Part of the allure of narrative, choice-based video games is the chance to steer the story towards a particular outcome. Whether it’s a good one or not depends on the big and small decisions a player makes. Developer Interior/Night’s newest game As Dusk Falls takes the best of the narrative choice-based genre to create a sophisticated and surprising storytelling experience.

[Credit: Xbox Game Studios]

The story focuses on two families, the Walkers and the Holts, whose lives become irrevocably intertwined when they meet at the Desert Dream hotel. You get to play the game from the perspective of two characters representing both sides of the family: Vince Walker and Jay Holt.

Vince, his wife Michelle, their six-year-old daughter Zoe, and Vince’s elderly father Jim are on their way to start a new life in St. Louis, Missouri. They check in at the Desert Dream hotel in Arizona as an overnight stop before they continue on their way to their new home. However, things get messy really quickly when the Holt brothers Tyler, Dale, and youngest brother Jay burst into the same hotel the Walkers check into, desperate and cornered by law enforcement after a heist at the sheriff’s own home, and decide to take the Walkers, hotel owner Joyce, and handyman Paul as hostages. How the showdown between the Holt brothers and Sheriff Romero plays out depends on all the decisions you make as either Vince or Jay, which will have a ripple effect over the lives of a grownup Zoe and Jay years later in the aftermath of Desert Dream.

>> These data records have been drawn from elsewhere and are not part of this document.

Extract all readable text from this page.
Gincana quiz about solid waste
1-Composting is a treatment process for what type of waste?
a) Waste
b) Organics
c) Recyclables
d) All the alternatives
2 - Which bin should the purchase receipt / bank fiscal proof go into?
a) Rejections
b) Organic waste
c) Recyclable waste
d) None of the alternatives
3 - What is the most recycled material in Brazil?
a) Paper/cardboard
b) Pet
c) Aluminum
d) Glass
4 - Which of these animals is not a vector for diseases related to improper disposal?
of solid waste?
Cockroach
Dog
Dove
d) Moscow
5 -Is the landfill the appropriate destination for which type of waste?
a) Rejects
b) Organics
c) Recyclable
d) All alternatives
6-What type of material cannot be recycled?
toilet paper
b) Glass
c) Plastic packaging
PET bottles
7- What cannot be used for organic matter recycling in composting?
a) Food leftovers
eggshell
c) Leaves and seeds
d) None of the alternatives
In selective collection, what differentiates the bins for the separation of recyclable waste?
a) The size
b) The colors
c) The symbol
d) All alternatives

The game is divided into parts or books with each section always leaving you at the edge of your seat after the end of each one. Thankfully, all books are available to play at once without interruption. You get a recap of all the decisions you have made as Vince or Jay through a very visual and extensive decision branch that shows you how one choice led to the events that have unfolded so far. The game even tells you what your core values are throughout your playthrough in each book, as in, if you made decisions based on honor, peace, family, safety, etc.

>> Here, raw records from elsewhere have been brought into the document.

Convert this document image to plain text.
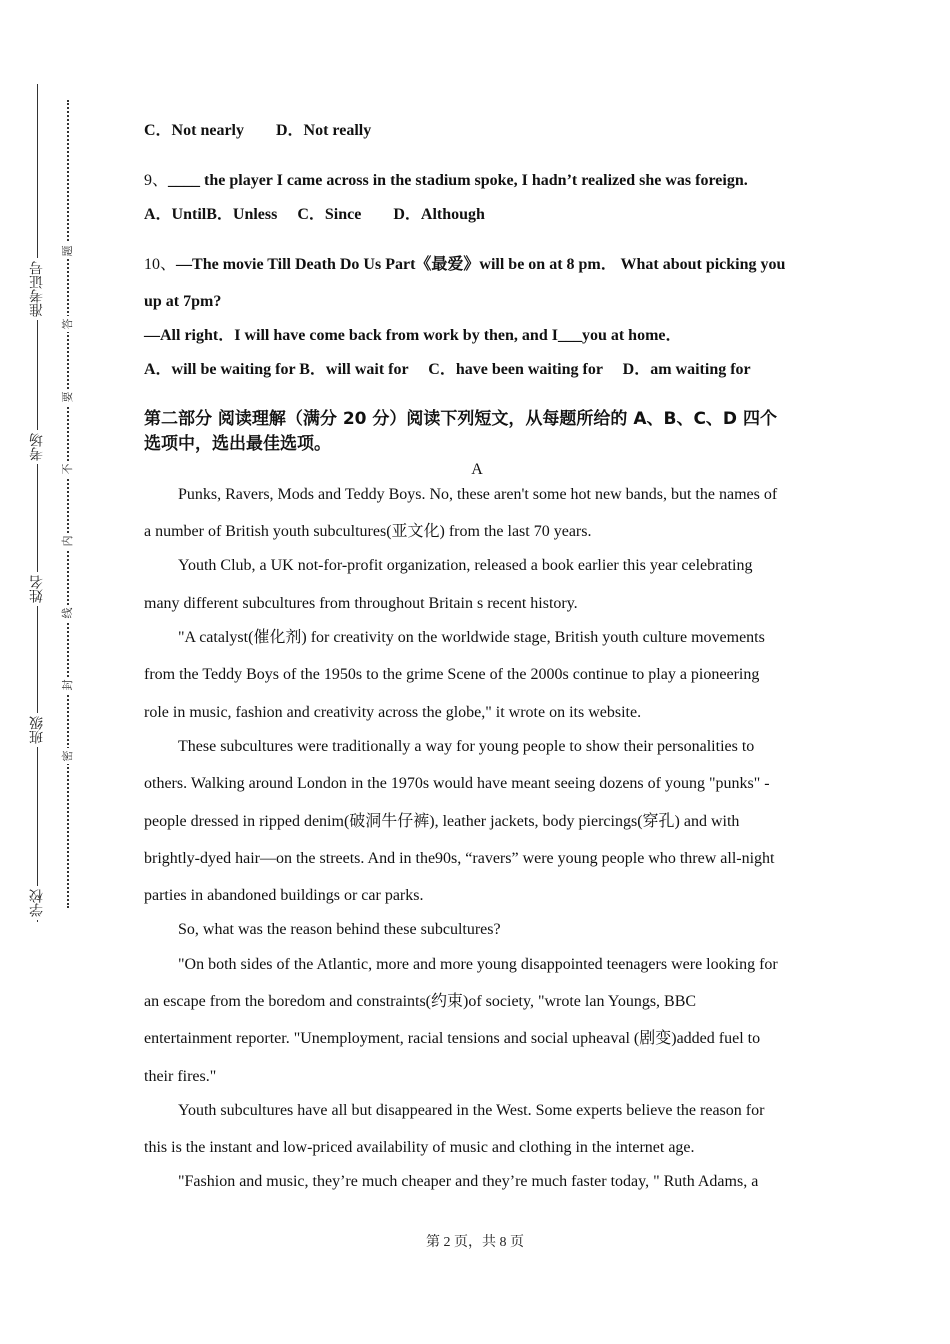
准考证号
考场
姓名
班级
学校
题
答
要
不
内
线
封
密
C．Not nearly　　D．Not really
9、____ the player I came across in the stadium spoke, I hadn’t realized she was foreign.
A．UntilB．Unless　 C．Since　　D．Although
10、—The movie Till Death Do Us Part《最爱》will be on at 8 pm． What about picking you
up at 7pm?
—All right．I will have come back from work by then, and I___you at home．
A．will be waiting for B．will wait for　 C．have been waiting for　 D．am waiting for
第二部分 阅读理解（满分 20 分）阅读下列短文，从每题所给的 A、B、C、D 四个
选项中，选出最佳选项。
A
Punks, Ravers, Mods and Teddy Boys. No, these aren't some hot new bands, but the names of
a number of British youth subcultures(亚文化) from the last 70 years.
Youth Club, a UK not-for-profit organization, released a book earlier this year celebrating
many different subcultures from throughout Britain s recent history.
"A catalyst(催化剂) for creativity on the worldwide stage, British youth culture movements
from the Teddy Boys of the 1950s to the grime Scene of the 2000s continue to play a pioneering
role in music, fashion and creativity across the globe," it wrote on its website.
These subcultures were traditionally a way for young people to show their personalities to
others. Walking around London in the 1970s would have meant seeing dozens of young "punks" -
people dressed in ripped denim(破洞牛仔裤), leather jackets, body piercings(穿孔) and with
brightly-dyed hair—on the streets. And in the90s, “ravers” were young people who threw all-night
parties in abandoned buildings or car parks.
So, what was the reason behind these subcultures?
"On both sides of the Atlantic, more and more young disappointed teenagers were looking for
an escape from the boredom and constraints(约束)of society, "wrote lan Youngs, BBC
entertainment reporter. "Unemployment, racial tensions and social upheaval (剧变)added fuel to
their fires."
Youth subcultures have all but disappeared in the West. Some experts believe the reason for
this is the instant and low-priced availability of music and clothing in the internet age.
"Fashion and music, they’re much cheaper and they’re much faster today, " Ruth Adams, a
第 2 页，共 8 页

For those who often get frustrated with choice-based games that can feel as if the decisions you make really don’t matter in the grand scheme of things, I feel like that isn’t the case for As Dusk Falls. What newcomer Interior/Night has done here with their first game is highly complex with a decision tree that can really go in so many different directions. A player will never get the exact same ending or outcome for the Walkers and Holts with every playthrough.

The game has surprised me in very good ways and deciding what to do as Vince, Jay, and later Zoe was never easy or obvious. None of the choices felt like the “right” or “wrong” one. There’s a level of ambiguity which makes playing As Dusk Falls feel as if you’re navigating in the dark. You often won’t know if the decision you made was the right or wrong call until the next scene plays, especially how it effects the fate of the character you’re in control of at the moment or those around you. The voice acting is top notch, and despite the game’s visuals being more like a comic book with very little motion going on, the actors do a good job of pulling you into the story so you stay invested in what happens to everyone in the game. As Dusk Falls also has a multiplayer component, though I didn’t try this one out, where people who join you can vote on what decision you should make before making it.

I was happy with the ending and outcomes I got for most of my characters except Vince. One decision I made as Jay led to an unexpected and grim conclusion for Vince, which was unfortunate. But I think that’s the beauty of this game—you really don’t know how this is going to go even if you think you do. There are plenty of twists and turns to keep you on your toes, and the decisions have a lot of weight to them that maybe games with a choice element like the series Mass Effect, Dragon Age, Telltale’s The Walking Dead, or Life is Strange doesn’t quite have.

If you enjoy narrative heavy video games with choices that aren’t at all predictable or meaningless, I highly recommend picking up As Dusk Falls.